Warnstreik der Flugbegleiter Zehn Flüge am Flughafen Stuttgart gestrichen

Vom Warnstreik der Flugbegleiter bei der Lufthansa sind heute auch Passagiere in Baden-Württemberg betroffen. In Stuttgart fallen Flüge von und nach Frankfurt aus.

Am Stuttgarter Flughafen wurden alle zehn geplanten Verbindungen der Lufthansa von und nach Frankfurt annulliert.
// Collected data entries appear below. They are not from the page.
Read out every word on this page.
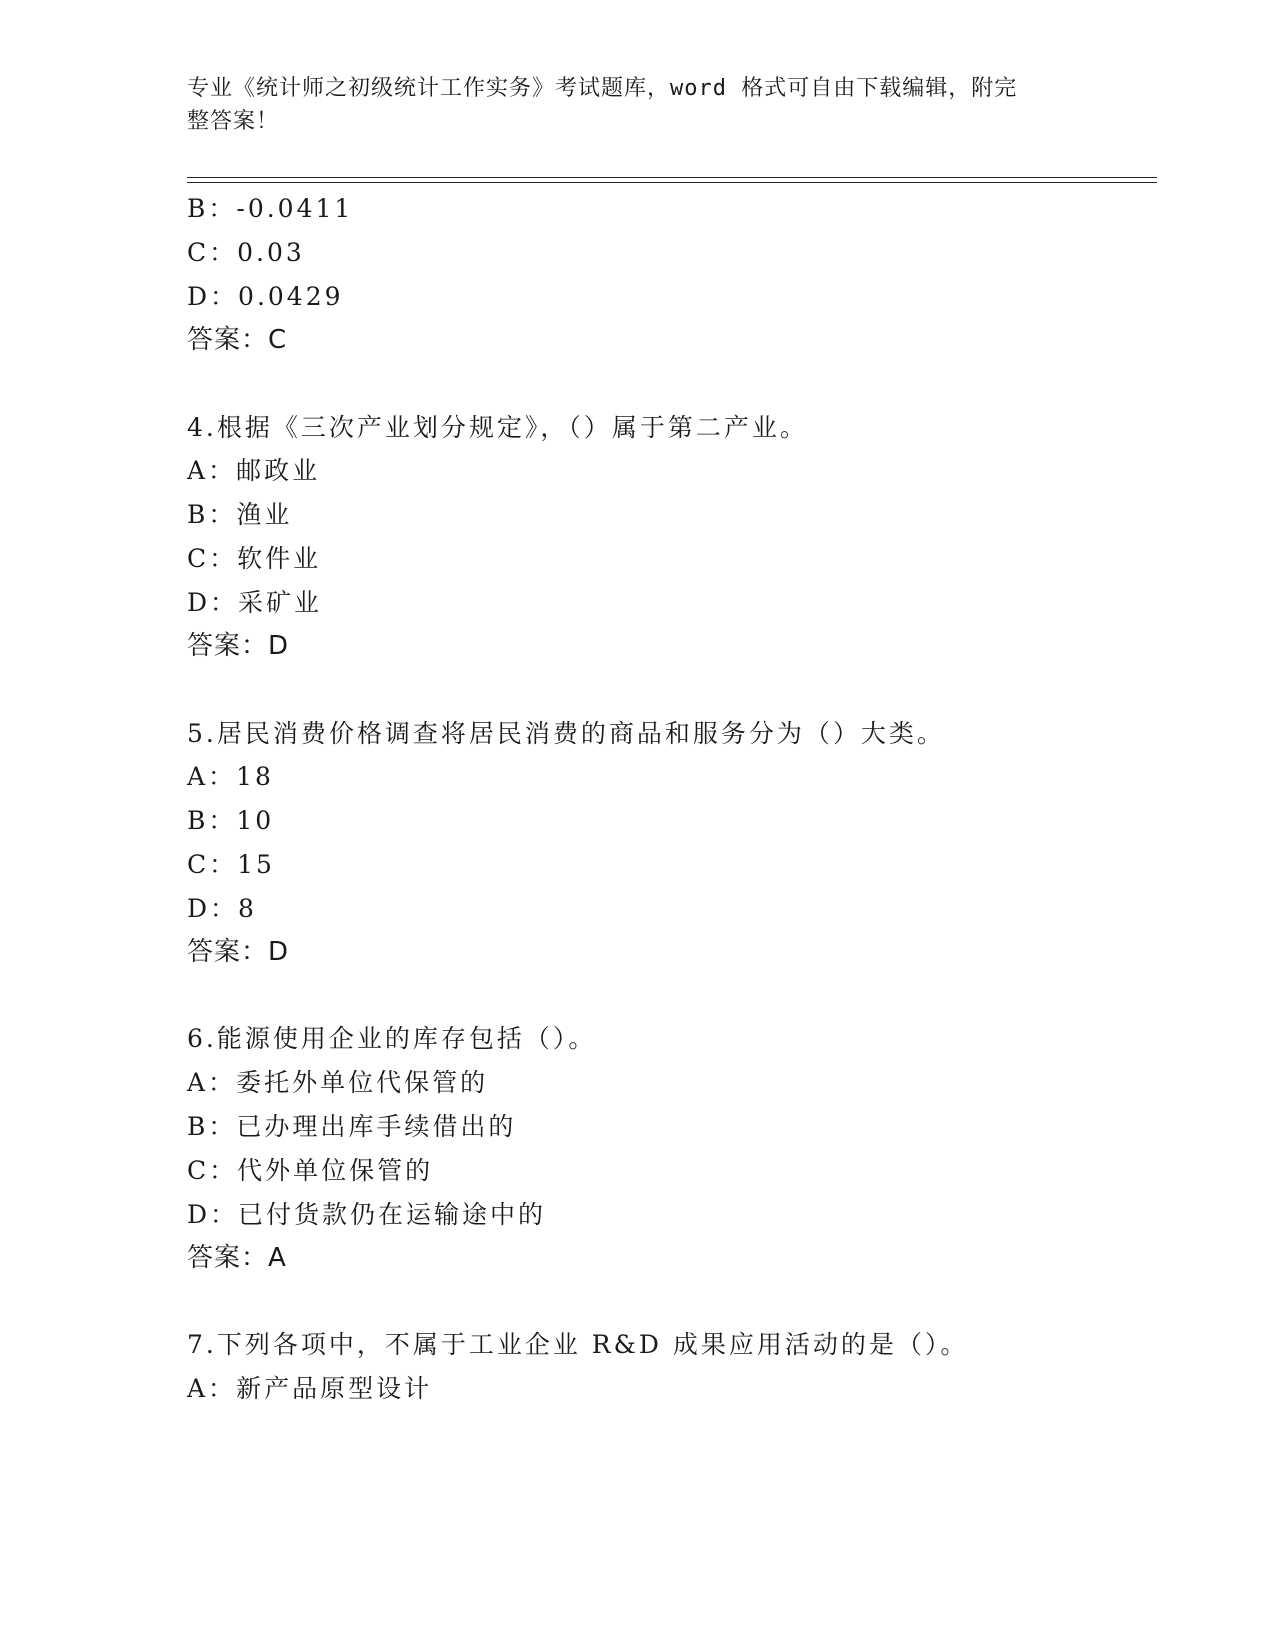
专业《统计师之初级统计工作实务》考试题库，word 格式可自由下载编辑，附完
整答案！
B：-0.0411
C：0.03
D：0.0429
答案：C
4.根据《三次产业划分规定》，（）属于第二产业。
A：邮政业
B：渔业
C：软件业
D：采矿业
答案：D
5.居民消费价格调查将居民消费的商品和服务分为（）大类。
A：18
B：10
C：15
D：8
答案：D
6.能源使用企业的库存包括（）。
A：委托外单位代保管的
B：已办理出库手续借出的
C：代外单位保管的
D：已付货款仍在运输途中的
答案：A
7.下列各项中，不属于工业企业 R&D 成果应用活动的是（）。
A：新产品原型设计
Inlandsflüge der Lufthansa von Stuttgart nach München finden dagegen statt. Die vier Verbindungen vom Bodensee Airport Friedrichshafen nach Frankfurt sollen ebenfalls planmäßig starten.

Seit Mitternacht streiken die Flugbegleiter der Lufthansa bundesweit. Das hat ein Sprecher der Gewerkschaft Unabhängige Flugbegleiter Organisation (Ufo) bestätigt. Der Warnstreik soll auch am Freitag noch andauern, bundesweit dürften insgesamt rund 180.000 Passagiere von Flugausfällen betroffen sein.

Insgesamt 1.300 Flüge gestrichen

Die Lufthansa sagte für Donnerstag und Freitag zusammen rund 1.300 Flüge von weltweit insgesamt rund 3.000 Flügen ab. An deutschen Flughäfen ist ein Großteil der Starts mit LH-Flugnummern abgesagt, darunter auch zahlreiche Interkontinentalverbindungen von den beiden Drehkreuzen Frankfurt und München.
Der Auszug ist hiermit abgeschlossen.